With 28% and 41 seats, the winner is the Catalan Socialist Party (PSC), a direct emanation of the PSOE in power in Madrid. Its leader, Salvador Illa, pleads for overcoming the “identity divide” and the formation of regional alliances on bases other than the Catalan national question.
This election of May 12, 2024, heartbreaking for the separatists, shows that among at least 57% of voters, there is the desire to vote on other questions, in a regional and non-sovereign framework… and in a peaceful relationship with Madrid.
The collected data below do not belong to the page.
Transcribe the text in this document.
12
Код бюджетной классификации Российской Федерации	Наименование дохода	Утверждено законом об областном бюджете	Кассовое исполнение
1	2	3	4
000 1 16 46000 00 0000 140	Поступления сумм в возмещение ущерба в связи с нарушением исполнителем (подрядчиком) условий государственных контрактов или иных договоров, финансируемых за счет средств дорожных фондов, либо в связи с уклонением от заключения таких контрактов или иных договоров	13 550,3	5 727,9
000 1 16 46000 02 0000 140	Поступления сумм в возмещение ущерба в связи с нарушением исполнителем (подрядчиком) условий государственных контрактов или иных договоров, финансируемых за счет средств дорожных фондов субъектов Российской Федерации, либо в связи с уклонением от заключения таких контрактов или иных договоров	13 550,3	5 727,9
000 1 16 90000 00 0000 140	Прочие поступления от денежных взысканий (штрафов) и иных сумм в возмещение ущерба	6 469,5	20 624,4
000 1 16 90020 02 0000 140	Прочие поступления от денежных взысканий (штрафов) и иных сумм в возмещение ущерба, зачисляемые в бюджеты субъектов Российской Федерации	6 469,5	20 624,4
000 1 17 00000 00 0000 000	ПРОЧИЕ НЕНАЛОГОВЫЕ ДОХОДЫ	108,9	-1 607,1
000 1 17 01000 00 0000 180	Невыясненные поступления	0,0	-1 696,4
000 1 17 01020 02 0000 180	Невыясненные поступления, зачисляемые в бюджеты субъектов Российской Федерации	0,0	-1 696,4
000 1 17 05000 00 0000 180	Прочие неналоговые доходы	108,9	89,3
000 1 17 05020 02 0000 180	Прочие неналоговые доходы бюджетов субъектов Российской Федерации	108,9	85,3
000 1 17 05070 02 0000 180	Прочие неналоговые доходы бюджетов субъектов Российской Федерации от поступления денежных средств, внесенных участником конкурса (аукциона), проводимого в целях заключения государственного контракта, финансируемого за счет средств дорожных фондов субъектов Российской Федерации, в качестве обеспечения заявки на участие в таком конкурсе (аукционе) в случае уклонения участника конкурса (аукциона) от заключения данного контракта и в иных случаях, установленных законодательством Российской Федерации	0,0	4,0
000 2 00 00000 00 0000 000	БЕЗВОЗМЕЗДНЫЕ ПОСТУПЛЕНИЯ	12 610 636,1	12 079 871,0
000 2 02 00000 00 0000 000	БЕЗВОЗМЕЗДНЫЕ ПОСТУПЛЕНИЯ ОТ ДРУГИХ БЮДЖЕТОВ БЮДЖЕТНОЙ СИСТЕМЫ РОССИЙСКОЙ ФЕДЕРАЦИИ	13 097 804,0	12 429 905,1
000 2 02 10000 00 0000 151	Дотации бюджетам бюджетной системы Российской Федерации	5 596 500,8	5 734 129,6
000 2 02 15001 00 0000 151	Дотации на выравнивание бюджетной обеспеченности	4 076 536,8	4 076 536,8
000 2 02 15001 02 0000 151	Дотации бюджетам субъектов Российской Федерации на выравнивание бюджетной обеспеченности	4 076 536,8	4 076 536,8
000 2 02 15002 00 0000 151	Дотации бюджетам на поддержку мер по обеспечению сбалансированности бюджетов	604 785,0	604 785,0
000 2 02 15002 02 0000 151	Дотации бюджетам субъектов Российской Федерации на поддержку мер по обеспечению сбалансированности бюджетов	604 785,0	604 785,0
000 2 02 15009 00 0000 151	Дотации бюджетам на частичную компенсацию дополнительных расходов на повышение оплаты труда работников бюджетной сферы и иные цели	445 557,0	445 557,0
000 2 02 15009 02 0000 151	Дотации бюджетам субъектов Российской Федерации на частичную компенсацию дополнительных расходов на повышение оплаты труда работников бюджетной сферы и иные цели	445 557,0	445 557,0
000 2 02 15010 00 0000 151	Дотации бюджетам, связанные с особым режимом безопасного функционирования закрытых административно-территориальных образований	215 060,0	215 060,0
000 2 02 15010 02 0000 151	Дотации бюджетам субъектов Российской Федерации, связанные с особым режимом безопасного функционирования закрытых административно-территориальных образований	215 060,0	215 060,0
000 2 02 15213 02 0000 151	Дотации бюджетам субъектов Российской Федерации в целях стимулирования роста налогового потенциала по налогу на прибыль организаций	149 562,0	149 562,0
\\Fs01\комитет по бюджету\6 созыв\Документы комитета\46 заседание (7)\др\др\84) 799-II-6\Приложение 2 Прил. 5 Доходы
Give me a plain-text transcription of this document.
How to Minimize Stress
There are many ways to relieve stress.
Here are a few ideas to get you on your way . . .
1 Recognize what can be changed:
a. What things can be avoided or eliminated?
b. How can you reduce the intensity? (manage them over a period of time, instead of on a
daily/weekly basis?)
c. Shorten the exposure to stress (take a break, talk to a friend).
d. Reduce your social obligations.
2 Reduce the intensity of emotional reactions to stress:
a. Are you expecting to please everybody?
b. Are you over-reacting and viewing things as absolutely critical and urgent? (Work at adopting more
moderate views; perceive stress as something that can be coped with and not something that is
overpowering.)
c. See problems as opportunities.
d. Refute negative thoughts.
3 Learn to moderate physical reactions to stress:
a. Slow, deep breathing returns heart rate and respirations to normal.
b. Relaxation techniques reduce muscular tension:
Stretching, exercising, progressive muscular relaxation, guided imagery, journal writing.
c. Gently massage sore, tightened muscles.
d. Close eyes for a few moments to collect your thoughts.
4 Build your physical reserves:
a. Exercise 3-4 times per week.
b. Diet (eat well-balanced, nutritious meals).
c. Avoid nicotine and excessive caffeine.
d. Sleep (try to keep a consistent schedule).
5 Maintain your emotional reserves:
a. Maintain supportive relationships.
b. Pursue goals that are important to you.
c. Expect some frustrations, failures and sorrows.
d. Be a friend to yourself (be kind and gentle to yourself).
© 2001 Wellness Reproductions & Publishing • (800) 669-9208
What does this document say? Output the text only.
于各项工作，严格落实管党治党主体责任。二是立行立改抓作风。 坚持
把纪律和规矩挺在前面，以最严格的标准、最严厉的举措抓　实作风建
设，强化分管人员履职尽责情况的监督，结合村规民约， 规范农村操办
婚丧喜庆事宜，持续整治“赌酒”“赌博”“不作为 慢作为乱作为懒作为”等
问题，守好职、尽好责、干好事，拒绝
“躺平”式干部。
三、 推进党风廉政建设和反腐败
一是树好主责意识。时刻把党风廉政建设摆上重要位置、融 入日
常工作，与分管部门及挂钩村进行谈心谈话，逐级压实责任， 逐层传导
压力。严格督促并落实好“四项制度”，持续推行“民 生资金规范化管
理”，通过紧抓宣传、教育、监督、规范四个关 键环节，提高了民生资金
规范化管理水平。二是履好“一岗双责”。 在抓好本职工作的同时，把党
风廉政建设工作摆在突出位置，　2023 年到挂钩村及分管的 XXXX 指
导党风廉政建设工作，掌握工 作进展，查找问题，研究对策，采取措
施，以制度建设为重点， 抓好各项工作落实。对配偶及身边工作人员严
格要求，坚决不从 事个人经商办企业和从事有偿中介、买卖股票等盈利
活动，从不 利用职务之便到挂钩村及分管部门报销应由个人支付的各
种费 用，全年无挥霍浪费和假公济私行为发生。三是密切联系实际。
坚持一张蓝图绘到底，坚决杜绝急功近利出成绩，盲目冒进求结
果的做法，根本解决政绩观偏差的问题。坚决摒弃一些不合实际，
Even the most resolutely pro-independence major group, the Junts de Puigdemont party, seemed to take this development into account. In Barcelona, he put up a number of posters reading: “A good government”… which recalls René Lévesque’s slogan in 1976. Implied: a good regional government.
Will the PSC, clearly in the lead, find allies? Difficult to imagine with the right-wing parties, PP and Vox, rabid anti-Catalanists. Another possibility – already seen in the past – is a government alliance with “patient” separatists, those of the Republican Left, who know that the Big Evening is not for tomorrow.
Even then, a majority will be difficult to find. After these trying years of passion which did not come to fruition, the Catalans are tired and disoriented.